Geçen yıl 1 Aralık'ta Varsak Kındıra mevkisindeki ormanlık alanda, bir su kuyusu içinde çürümeye yüz tutmuş erkek cesedi bulundu. DNA testi sonucu cesedin geçen yıl 9 Temmuz akşamı kaybolan iş takipçisi Salih Güler'e ait olduğu belirlendi. Yapılan araştırmada Salih Güler'in kaybolduğu gün Varsak yolu üzerinde kurulan perşembe pazarında Ali Tosun tarafından dövüldüğü, akşam saatlerinde de evinin önünden alınıp götürüldüğü tespit edildi.

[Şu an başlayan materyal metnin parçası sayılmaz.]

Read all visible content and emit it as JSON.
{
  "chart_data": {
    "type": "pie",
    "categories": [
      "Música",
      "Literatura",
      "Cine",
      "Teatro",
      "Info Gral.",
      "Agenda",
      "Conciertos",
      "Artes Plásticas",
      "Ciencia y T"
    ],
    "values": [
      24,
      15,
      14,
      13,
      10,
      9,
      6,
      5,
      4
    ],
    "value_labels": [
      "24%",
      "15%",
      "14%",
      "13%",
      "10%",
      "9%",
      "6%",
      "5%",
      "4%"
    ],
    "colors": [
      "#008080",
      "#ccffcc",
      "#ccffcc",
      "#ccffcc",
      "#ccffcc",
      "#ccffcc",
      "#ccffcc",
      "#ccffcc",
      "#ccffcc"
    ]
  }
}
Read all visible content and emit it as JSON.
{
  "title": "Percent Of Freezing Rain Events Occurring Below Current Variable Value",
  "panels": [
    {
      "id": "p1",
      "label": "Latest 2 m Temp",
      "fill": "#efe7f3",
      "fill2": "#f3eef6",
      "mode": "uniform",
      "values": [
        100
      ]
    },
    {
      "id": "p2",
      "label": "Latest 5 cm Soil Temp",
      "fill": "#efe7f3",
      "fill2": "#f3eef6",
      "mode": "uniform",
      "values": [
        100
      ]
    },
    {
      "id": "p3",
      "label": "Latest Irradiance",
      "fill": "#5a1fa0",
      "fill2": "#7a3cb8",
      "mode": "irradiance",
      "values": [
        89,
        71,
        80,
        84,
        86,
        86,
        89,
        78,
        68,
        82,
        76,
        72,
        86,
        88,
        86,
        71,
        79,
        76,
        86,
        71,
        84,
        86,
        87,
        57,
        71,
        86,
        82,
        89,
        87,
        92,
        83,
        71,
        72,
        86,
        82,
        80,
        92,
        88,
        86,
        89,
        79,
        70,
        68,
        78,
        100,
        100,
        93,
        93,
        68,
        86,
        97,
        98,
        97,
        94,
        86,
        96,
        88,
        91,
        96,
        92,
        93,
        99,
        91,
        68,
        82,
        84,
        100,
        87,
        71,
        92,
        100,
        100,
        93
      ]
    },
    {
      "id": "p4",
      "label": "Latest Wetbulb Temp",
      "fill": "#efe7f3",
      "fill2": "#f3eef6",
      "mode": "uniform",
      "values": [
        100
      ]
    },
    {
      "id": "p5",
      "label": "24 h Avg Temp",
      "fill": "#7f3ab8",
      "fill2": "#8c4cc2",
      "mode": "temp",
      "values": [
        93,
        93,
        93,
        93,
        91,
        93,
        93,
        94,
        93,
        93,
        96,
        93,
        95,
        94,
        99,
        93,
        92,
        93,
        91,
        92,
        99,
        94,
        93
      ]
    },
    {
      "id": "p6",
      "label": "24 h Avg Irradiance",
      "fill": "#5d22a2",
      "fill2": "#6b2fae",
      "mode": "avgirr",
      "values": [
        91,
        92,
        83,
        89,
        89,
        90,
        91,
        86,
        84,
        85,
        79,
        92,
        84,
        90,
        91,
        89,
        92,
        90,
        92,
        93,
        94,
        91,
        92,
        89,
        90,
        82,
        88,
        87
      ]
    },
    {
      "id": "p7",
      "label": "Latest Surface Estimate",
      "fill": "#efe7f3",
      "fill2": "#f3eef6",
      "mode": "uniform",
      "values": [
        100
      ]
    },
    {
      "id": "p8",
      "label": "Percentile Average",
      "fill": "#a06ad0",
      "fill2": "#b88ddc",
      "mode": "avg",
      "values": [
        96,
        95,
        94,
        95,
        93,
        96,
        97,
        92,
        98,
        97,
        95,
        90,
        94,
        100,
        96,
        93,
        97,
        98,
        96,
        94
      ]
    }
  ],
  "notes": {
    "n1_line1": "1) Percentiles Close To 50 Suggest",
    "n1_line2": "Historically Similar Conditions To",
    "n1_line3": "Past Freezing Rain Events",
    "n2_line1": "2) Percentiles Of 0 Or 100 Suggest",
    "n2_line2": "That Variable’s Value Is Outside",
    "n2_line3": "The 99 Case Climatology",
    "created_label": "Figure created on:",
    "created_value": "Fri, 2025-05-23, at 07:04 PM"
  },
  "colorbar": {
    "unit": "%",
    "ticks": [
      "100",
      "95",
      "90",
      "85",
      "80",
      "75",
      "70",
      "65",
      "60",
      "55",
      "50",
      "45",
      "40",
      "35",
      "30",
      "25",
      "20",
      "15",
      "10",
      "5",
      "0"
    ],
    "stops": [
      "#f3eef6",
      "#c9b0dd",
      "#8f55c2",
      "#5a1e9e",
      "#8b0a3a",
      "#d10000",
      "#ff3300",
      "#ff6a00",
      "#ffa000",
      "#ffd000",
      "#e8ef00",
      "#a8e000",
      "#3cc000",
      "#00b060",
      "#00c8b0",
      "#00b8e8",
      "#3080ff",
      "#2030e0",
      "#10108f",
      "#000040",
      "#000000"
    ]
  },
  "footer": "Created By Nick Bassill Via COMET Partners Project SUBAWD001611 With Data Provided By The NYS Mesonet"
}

Soruşturmayı derinleştiren polis, Salih Güler kaybolduktan birkaç gün sonra ormanlık alana bira içmeye giden Ali Tosun'un yanındaki iki kişiyi tanık olarak dinledi. Tanıkların, Ali Tosun'un kendilerine Salih Güler'i ormanlık alana götürüp yere yatırdığını, sigara molası vere vere taşla vurduğunu anlattığını söylemesi üzerine Tosun gözaltına alındı. Yapılan incelemede Ali Tosun'un otomobilinin bagajında Salih Güler'e ait kan izleri tesbit edildi. Cinayet büro amirliğinde susma hakkını kullanan Tosun, savcılıkta ise cinayeti işlemediğini savundu. Cinayeti ormanlık alanda işledikten sonra, cesedi kahvedeki oğlu Osman ile birlikte aracın bagajına yükleyşip Kındıra mevkiindeki kör bir kuyuya attığı iddia edilen Ali Tosun tutuklandı.
AĞIRLAŞTIRILMIŞ ÖMÜRBOYU İSTEMİ
Ali Tosun hakkında, Salih Güler'i canavarca hisle öldürmekten ağırlaştırılmış ömür boyu hapis, kişiyi hürriyetinden yoksun bırakmaktan suçundan 7 yıla kadar hapis istendi. Tutuksuz yargılanan 26 yaşındaki oğlu Osman Tosun hakkında ise suç delillerini yok etme, gizleme veya değiştirme suçundan 5 yıla kadar hapis istendi.
'KAÇARKEN DÜŞTÜ' SAVUNMASI
Baba ile oğlunun yargılanmasına Antalya 5'inci Ağır Ceza Mahkemesi'nde başlandı. 4 yıl kadar önce eşinden boşandığını belirten Ali Tosun, şunları anlattı:
"Biri kız diğeri erkek iki çocuğum anneleriyle kalıyordu. Boşandıktan sonra Karşıyaka Mahallesi'ndeki anneme ait eve taşındım. Evin elektrik aboneliği iptal edilmişti. 3 yıldır elektriksiz yaşıyordum. Kızım evlenmeye karar verince düğünde gelen giden olur düşüncesiyle eve elektrik aboneliği almak için iş takipçiliği yapan Salih Güler'e 200 lira verdim. Parayı vermeme rağmen elektrik aboneliğimi yapmadı. Olay günü kendisini Varsak köprüsü yanında görünce 2 yumruk, kafa ve tekme attım. Araya pazarcılar girdi. Akşam üzeri de Salih Güler'in evinin önüne gidip evraklarımı almak için bekledim. Eve gelince kolundan tutup konuşmak için ormana gittik. Paraya ihtiyacı olduğu için abonelik işimi yapmadığını öğrenince aramızda tartışma çıktı. Benden kaçarken düştü. Düştüğü yerden kaldırdım. Burnu kanıyordu. Aracımdaki bidonda 2 litre kadar su vardı. Onunla elini yüzünü yıkadım. Fakat kan durmuyordu. Bu süreçte birlikte sigara içtik. Daha sonra araçla kahvenin yanına götürüp kendisini bıraktım. Sonra da evine gönderdim. Aracımda Salih Güler'in kan izine rastlanması normaldir. Çünkü yüzünü yıkarken bidona kanı bulaşmıştı. İddianamede geçtiği şekilde taşla Salih'in boynuna koluna vurmadım."
'200 LİRA İÇİN 2 ÇOCUĞU YETİM BIRAKTI'
Osman Tosun ise duruşmada susma hakkını kullanıp cinayet büro amirliğinde verdiği ifadesinin doğru olduğunu belirtti. Salih Güler'in babası Hüseyin Güler ise cinayeti her iki sanığın birlikte işlediğini düşündüğünü söyledi. Hüseyin Güler, "Oğlumun 2 çocuğu vardı. 200 lira için çocuğumu öldürdü. 2 çocuğu yetim bıraktı. Benden isteseydi 200 lirayı verirdim" sözleriyle tepkisini dile getirdi.
Duruşma, eksik evrakların tamamlanması için ertelendi.